It’s not necessary that a person steps into your shoes in the deepest pain of your grief. But what is heavenly healing is when the person knows they’re on sacred ground around you.
That’s when you know they’ve got you,
and that’s when you know they get it.
The moments we experienced when we first learned that Nathanael had died were beyond this world. For those minutes and hours we slipped into eternity with him. Not there with him like we’d always yearned, but into another world entirely where sounds and sights in the here and now passed away for a time, and God’s sweet presence nurtured the ground we walked upon.
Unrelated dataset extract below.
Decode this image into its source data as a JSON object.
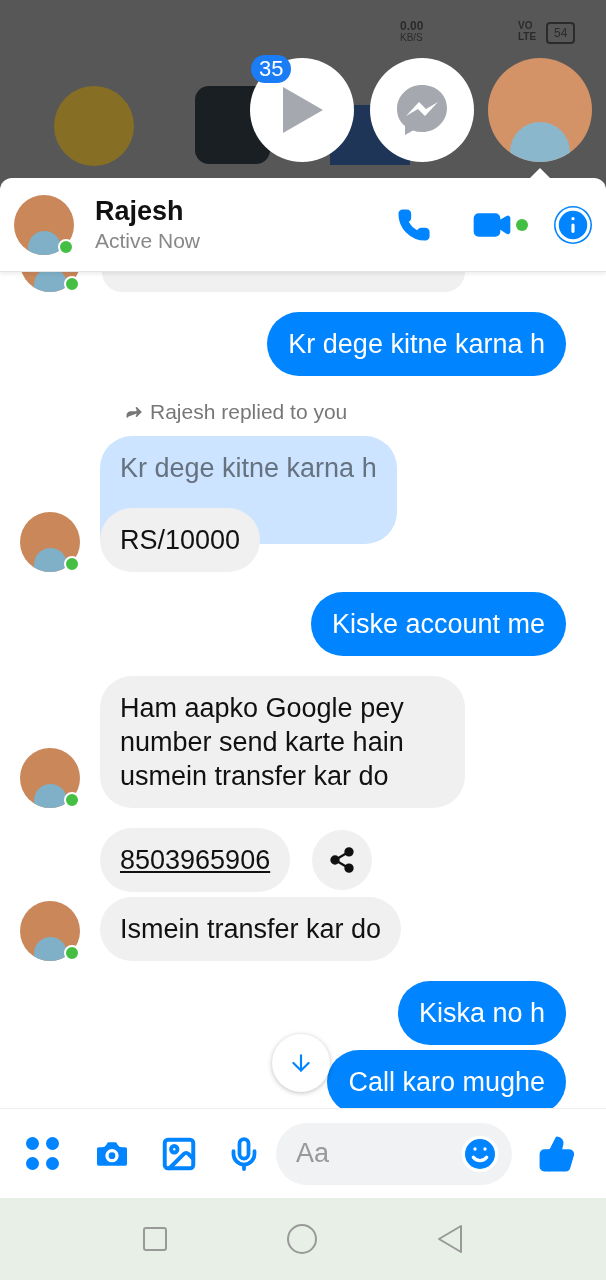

Even when we had nothing and no tools to grasp what was occurring.
How do we communicate what it’s like to be swallowed for whole moments and seasons in another time continuum altogether? I don’t know, but I feel captivated in trying to find words to express all of it!
Living in two worlds just about does our heads in.
Talk about being betwixt and between!
What answer do we have for a loss or series of losses
that throws us headlong into the hell of our time?
Consigned to the deathly lurch of satisfying our contemporaries and holding the thin threads of our former lives, we skate between realities never knowing if we’ve even got what it takes for the present moment let alone one hour into the future.
Anxiety upon dread upon the living panic
of “I cannot do this.” Friend, you are seen!
There are many who will read these words and seriously
ponder, “What on earth is this man on about?”
Grief changes you in a molecular way. No longer do you see as you once saw. The old life is over and there’s no turning back. The more you pine for it, the worse the terror gets. And yet you cannot help it. To go ‘back there’ is all that’s palatable.
All that appears in the present and immediate future is horror, uncertainty, all-too-much reality, the frightening concepts of time and tasks, sorrow like you previously never knew existed. Oh, what quadrupling pain!
And yet, for so many of us, GOD.
God lingered there. He was there and was waiting, knowing that tragedy was about to strike. His grace was there, always there, at the ready.
Brought to a place where two worlds merged, suddenly in grief is a never-ceasing prayer, and an eternal compensation is that you find yourself obeying God without even trying (1 Thessalonians 5:17). There are silver linings everywhere in grief, but the enemy hides them from us until we insist upon the looking, searching, scouring.
These two worlds that smash together and stay permanently fused—at least for several months, if not years—are God’s eternity merged with time itself.
The only solace is that God is there. God or a drink. God or a drug. God or some other distraction, idol, addiction, or senseless denial of the incontrovertible. How flipping useless to walk opposed to reality. Flow will have us crushed by the reality of it, and living!
Learning to live in these two worlds simultaneously is tricky; it’s designed to break us over and over again, and each time we find ourselves bundled against the rocks of our grief we somehow find, there it is once more, the GRACE that picks us up and dusts us off—to emerge into the loving arms of hope for one more day.
... one more day.
The secret to living in grace is one day at a time.
Simple as that.
We are kept between these worlds, straddling both, never able to escape either, for a good and godly reason. That is to learn a new way of existing, in the eternal reaches of this life now.
Seriously, though we cannot have back what we had, what has come is eternally better. But it takes time to see it and embrace it. The paradox is, we must allow our grief its time of human wrestling, the anger, the bargaining, the depression, the acceptance, the denial, as a soup or washing machine, thrown about chaotically for a time indeterminant.
But we do emerge. We are deepened.
Somehow, the worst for the best.
I just hope this helps in some small way.